There are things that wait in the dark.

After a bitter divorce, Anna Pall retreats to a remote, century-old farmhouse with her two daughters—seventeen-year-old Nina and ten-year-old Sam—desperate for a fresh start.

But the house is no sanctuary.

It watches. It listens. And it feeds.

As creeping shadows invade their lives, each one of the Pall women is forced to confront her own secrets and fears. The fragile threads holding their family together begin to unravel, while something far older and more sinister tightens its grip.

Only then will the shades that hide in this darkness test the delicate fragments of the family's sanity, before leaving at least one body in its wake.

Dark, unsettling, and deeply emotional, this chilling tale of family, trauma, and the supernatural is perfect for fans of Netflix's The Haunting of Hill House.

Why I became an author

For me, writing has always been, in one way or another, about self-discovery. When I was still very young, writing stories was a way to escape the small life I led. It allowed me to explore life through the eyes of someone with more power and freedom than I had. I could be braver, quicker, smarter, more deserving of love. I learned about what was important to me and what I wanted to fight for. I would act out scenes from my favourite stories and add original characters and scenarios. Somehow, creating fictional stories in my head also allowed me to become more grounded in the real world. Things were happening that mirrored events from my novels, and I felt more prepared to experience and understand them.

My teenage years were filled with short stories and poetry that will NEVER see the light of day. They are safely tucked away in my TrapperKeeper (those who get it, get it), and their confinement is by no means a sign of my embarrassment. Those angst-ridden lyrical poems were an ode to the Romantics I was slowly becoming obsessed with —or the authors I wanted to emulate. They are a love letter to The Lady of Shalott, The Vampire Chronicles, and every sad song I was listening to on repeat. Writing constantly during my adolescence may have negatively affected my math grade (sorry, Maman), but it set the foundation for the voice I would use as an author.

After my second child was born, I struggled with feelings of being trapped and limited in my life. Suddenly, there was only responsibility and the weight of my reality. There was no sign of the creative person I had been for most of my life, and I felt as though I had lost touch with the person I had been. So I started plotting a book while driving, while taking walks with my baby, and while spending hours tucked away in the house over the winter. I watched Mike Flanagan’s chef d’oeuvre, The Haunting of Hill House, and I created a family of women who became manifestations of me as a child, a teen, and as a lost mother. I published chapters of this book on Wattpad and sought feedback. My dad read the first draft. Then one day in May of 2021, I decided to share it with the world. This was The Bones of Our House.
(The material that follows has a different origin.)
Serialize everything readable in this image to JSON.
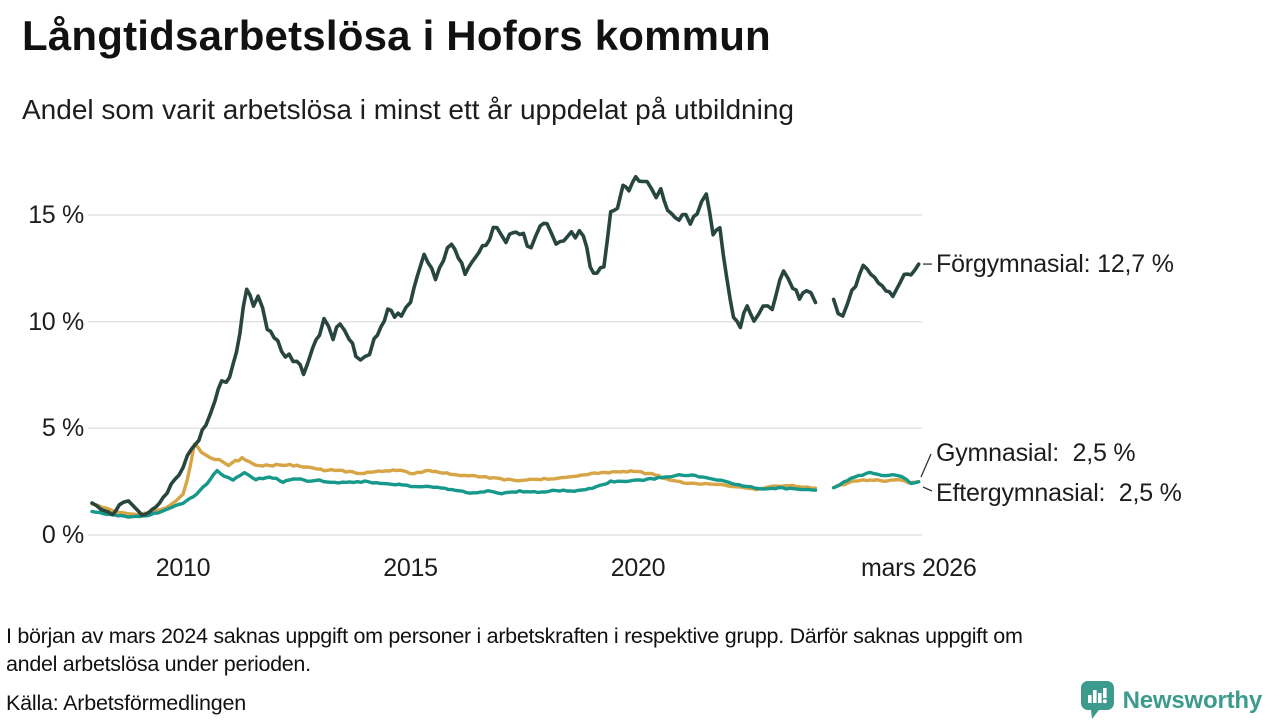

This was the first of many novels. My sophomore release, The Queen is Dead, was born out of a desire to tell the story of a woman who had fascinated me since first reading Macbeth in grade eleven. I wanted to know what would lead a person to commit regicide and to take into herself the darkness presented in the play. More importantly, I wanted to give Lady Macbeth, Gruoch, her voice back. I wanted to tell her story without apologizing for it and without reducing her to the two-dimensional caricature of an evil woman the Bard left us with. I researched the historical figures and learned more about 11th-century Scotland than I ever planned to. I am infinitely proud of this novel, and I still consider it my soul book.

Currently, I have a dark academia love story titled The Arcane Education of Victor Bratten that is on submission with potential publishers. It is a gothic tale with an Orphean twist, an idea first kindled during my adolescent obsession with Mary Shelley and Greek mythology. It deals with blood magic, capitalist social systems, and the limits we will go to for those we love.

My fourth novel, The Furious Dreaming of Magdelen Buhr, is finally on submission as well! It is a folkloric, ecological horror story with hints of Wuthering Heights and eldritch gods.